Aunt Thelma smirks. “Easy for you and I to say. Vigil-Heart happened after the Toledo Breakout. That was what they used to call a ‘maximum security’ prison. Rapists, murderers, child abductors.”

“Child what?

“Exactly. We have behavioral modification systems, now. The troubled ones are treated and observed, now. Back then, well, ask yourself: With whom were the prisons so badly overcrowded?”

After hanging up, Andrea showers and flops onto her couch. The apartment is quiet, the only sound being the phantom thrum of the heated world outside. She has a corner view of other apartments, a few specks of green (palms, balcony planters), but mostly beige earth and heat. Desolation that shimmers.

From the coffee table console, she selects ‘Tropical 5’. The two window-walls around her become her favorite setting: A waterfall runs serenely into a tropical pool, framed by vines and lush vegetation and a few flowers. Other programs have more color and flowers, of course. This one’s her favorite, though. The birds which loop in and out seem happy, untroubled.

Andrea reclines with her feet up, imagining this footage must’ve been taken in the Amazon or Hawaii or that lush spot in the Indian Ocean (what is it called, now?). The tropics. She’s never been there. Her eyes wander about the loveliness, roving for something. The ice in her water cracks as she observes. Truth be told, she’s never looked for the snakes before.

 

2014 CE

Gibbs and his cohorts mill about behind the abandoned gas station as twilight fades into blue. Rodriguez smokes his second cigarette. Sook nudges another rock, perhaps looking for scorpions. In their van, the captain plays a game on his phone, his feet up on the dash. Gibbs imagines that, a thousand miles west, the sun dropping into the ocean probably makes for a gorgeous show on a night like this.

The rumbling of an old bus engine breaks the quiet – Gibbs hears it 30 seconds before a squeal of brakes announces the vehicle’s turn into the lot.

“Gentlemen,” he says.

Rodriguez puts out his cigarette and buries both butts in a patch of sand. From the van, the captain watches idly.
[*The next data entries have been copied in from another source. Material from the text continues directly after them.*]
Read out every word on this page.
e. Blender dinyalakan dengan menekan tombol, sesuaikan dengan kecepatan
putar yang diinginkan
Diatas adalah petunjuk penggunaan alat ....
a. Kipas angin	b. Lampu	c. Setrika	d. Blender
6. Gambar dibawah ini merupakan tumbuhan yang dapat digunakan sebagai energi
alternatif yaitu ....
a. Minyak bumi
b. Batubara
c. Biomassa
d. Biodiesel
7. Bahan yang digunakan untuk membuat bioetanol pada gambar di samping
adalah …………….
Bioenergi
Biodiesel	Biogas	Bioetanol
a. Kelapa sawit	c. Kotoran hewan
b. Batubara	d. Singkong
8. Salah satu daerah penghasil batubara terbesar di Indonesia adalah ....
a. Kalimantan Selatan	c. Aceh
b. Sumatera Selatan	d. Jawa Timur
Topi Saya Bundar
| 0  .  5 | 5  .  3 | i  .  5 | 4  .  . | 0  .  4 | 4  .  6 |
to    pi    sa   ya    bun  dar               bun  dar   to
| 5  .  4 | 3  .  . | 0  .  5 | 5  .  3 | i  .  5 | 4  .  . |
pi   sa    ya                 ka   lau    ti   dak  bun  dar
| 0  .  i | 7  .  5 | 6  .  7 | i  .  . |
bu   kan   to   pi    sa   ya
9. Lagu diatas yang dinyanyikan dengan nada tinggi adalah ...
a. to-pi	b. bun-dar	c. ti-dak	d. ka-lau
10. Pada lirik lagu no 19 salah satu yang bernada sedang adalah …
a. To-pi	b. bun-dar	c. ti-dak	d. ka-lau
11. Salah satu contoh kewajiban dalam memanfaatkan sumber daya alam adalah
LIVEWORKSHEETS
The big bus stops. Two men get off, followed by the driver in silver sunglasses. All six men are in matching uniforms. The bus driver hands a clipboard to Gibbs, the clear representative for his group.
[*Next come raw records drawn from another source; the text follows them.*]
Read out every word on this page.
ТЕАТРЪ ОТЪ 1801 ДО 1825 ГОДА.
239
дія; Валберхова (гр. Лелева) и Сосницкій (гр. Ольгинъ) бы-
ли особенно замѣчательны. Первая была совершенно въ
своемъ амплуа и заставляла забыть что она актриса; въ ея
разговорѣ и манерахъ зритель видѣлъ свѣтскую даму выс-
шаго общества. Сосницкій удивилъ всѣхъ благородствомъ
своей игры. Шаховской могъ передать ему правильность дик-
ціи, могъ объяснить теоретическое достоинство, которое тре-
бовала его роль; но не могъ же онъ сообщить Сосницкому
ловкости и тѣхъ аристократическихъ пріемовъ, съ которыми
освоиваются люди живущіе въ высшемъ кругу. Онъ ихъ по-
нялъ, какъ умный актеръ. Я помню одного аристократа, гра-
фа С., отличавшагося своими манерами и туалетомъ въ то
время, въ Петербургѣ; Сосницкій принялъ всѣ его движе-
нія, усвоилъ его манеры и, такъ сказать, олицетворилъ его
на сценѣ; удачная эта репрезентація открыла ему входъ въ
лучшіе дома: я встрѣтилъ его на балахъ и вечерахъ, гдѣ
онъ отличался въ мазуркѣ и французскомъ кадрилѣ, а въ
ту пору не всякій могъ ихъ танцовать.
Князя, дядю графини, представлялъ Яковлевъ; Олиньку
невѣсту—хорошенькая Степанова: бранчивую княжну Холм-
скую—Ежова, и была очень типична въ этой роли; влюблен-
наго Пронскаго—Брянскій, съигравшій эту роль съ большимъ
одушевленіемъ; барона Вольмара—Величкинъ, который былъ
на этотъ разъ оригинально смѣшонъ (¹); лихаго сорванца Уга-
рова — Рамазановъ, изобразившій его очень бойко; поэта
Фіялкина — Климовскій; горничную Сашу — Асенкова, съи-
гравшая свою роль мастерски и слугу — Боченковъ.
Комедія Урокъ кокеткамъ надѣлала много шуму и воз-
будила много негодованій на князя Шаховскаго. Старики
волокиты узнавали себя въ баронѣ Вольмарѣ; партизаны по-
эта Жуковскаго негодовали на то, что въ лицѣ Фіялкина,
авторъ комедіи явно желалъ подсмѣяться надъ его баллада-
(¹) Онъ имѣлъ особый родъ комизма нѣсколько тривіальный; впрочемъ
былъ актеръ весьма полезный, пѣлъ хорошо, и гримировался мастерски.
“Full load,” the man says. “Want to tell me what this is all about?”

Gibbs gives him a little smile, taking the clipboard. “Oh, nothing much. Just taking the boys for a drive.”

The driver looks at him, then Sook and Rodriguez. “Uh-huh. Okay.”

Gibbs climbs into the driver’s seat, followed on the bus by his cohorts, while the bus’ original crew goes to the waiting van.

Gibbs turns and looks through the mesh. The inmate in the first row of the pen section has a spider tattooed on his cheek. It looks like it’s crawling out of his dark brown beard. Jacoby. Convicted of killing four, suspected in three more cases. Four life sentences, no possibility for parole. A mean, worthless animal.

“Where you taking us,” he asks, irritated.

Gibbs studies him for another moment. He thinks of the nice gal, Vera, the other night. Her legs, her smile…her laughter when they managed to get her bra tangled in her shirt. All the sweetness. In the middle of the night, she dropped some Rocky Road on the carpet. How beautiful she looked, bent over buck naked – those smooth curves – and trying to clean it up while laughing so hard.

The spider on Jacoby’s cheek seems to move.

Back to Reality. Back to thoughts of what Jacoby has done, what Jacoby would do.

Gibbs imagines what it must be like, sitting in the convict’s seat. The roof must start glowing, first. Will that hot metal just eat through the roof and pour right into Jacoby’s lap? Drip on his tattoo?

In his periphery, Sook gives the thumbs-up – they’re ready to roll.

Gibbs nods and glances again at Jacoby. “A little trip. You’ve got a date, my man. A hot date.”